Inflammatory bowel disease and experimental models of colitis display microvascular dysfunction which contributes to colon tissue pathology. Recent studies demonstrate that caveolin‐1 may be important in regulating microvascular function and inflammatory responses. However, the pathological role of caveolin‐1 in experimental colitis is unknown. Here we subjected wild‐type and caveolin‐1−/− (Cav‐1−/−) mice to the 3 % Dextran Sulfate Sodium (DSS) model of experimental colitis. Analysis of weight change, stool consistency, occult blood, and evidence of gross bleeding showed a significant decrease in disease activity index (DAI) in Cav‐1−/− mice compared to wild‐type control mice.

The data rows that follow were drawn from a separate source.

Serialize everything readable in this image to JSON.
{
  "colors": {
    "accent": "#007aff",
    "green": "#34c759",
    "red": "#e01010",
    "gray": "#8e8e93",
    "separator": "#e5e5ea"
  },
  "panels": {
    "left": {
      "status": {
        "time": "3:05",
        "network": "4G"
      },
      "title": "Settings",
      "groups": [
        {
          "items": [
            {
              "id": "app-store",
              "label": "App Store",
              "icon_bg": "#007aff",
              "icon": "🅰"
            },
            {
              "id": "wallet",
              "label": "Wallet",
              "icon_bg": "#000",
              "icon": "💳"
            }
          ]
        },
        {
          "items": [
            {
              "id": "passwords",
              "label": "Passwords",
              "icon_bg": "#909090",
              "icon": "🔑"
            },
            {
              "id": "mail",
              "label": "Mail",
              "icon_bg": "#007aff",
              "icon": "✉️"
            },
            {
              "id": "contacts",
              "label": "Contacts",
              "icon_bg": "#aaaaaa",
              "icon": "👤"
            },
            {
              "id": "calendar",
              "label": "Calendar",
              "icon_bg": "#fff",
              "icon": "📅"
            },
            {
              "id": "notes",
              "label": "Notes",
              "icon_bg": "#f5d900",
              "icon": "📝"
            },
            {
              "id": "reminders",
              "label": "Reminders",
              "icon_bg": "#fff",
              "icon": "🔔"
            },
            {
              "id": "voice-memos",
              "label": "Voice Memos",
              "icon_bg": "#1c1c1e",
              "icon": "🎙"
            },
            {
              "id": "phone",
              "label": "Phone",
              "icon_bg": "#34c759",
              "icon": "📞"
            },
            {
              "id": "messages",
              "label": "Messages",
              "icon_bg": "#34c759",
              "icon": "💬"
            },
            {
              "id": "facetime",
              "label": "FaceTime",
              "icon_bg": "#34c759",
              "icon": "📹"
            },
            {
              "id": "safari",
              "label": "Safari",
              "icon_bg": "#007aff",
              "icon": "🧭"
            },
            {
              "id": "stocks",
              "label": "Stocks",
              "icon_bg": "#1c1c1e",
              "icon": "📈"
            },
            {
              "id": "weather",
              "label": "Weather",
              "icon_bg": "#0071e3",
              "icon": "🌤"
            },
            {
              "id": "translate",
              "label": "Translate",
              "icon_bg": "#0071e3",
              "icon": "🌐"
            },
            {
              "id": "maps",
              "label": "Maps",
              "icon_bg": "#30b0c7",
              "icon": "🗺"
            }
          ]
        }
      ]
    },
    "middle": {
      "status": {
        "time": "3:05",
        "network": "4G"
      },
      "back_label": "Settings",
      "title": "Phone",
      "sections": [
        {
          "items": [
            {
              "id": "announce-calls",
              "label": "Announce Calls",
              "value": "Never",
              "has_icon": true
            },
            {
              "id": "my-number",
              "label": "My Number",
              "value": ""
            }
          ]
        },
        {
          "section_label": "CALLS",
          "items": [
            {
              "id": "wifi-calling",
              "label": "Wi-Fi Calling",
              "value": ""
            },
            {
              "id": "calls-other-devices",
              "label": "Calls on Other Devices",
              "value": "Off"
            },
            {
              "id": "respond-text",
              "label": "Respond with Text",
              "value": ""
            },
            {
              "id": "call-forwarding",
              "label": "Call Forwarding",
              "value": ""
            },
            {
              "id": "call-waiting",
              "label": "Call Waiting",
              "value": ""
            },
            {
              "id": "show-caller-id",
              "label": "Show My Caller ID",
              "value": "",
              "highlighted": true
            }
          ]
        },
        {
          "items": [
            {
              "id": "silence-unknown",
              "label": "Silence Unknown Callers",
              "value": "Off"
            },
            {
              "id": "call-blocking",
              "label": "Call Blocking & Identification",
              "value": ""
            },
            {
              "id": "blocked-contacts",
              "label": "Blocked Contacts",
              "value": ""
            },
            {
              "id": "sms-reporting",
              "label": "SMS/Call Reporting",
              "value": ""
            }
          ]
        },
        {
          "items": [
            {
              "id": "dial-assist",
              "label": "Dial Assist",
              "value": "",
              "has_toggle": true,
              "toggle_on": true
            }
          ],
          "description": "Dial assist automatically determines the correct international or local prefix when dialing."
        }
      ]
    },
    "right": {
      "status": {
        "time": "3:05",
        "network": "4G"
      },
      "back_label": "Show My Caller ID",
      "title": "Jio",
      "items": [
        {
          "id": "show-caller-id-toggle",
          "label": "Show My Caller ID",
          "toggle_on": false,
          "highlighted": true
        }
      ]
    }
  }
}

Moreover, examination of tissue histopathology showed significant protection in Cav‐1−/− colons. In wild type colons, complete crypt dropout and transmural inflammation was observed with primarily lymphoplasmacytic infiltrate along with scattered neutrophils and the degree of inflammation ranging from severe to mild depending on disease severity. In contrast, DSS mediated histopathology was significantly diminished in Cav‐1−/− colons. DSS induced colitis was also evaluated in wild type mice treated with an AP‐Cav‐AB peptide (3 mg/kg) corresponding to the caveolin‐1 scaffolding domain. Interestingly, the AP‐Cav‐AB peptide significantly attenuated DSS DAI and histopathology scores compared to control peptide treated mice. These data identify a novel pathway whereby caveolin‐1 plays an important regulatory role during the development of experimental colitis.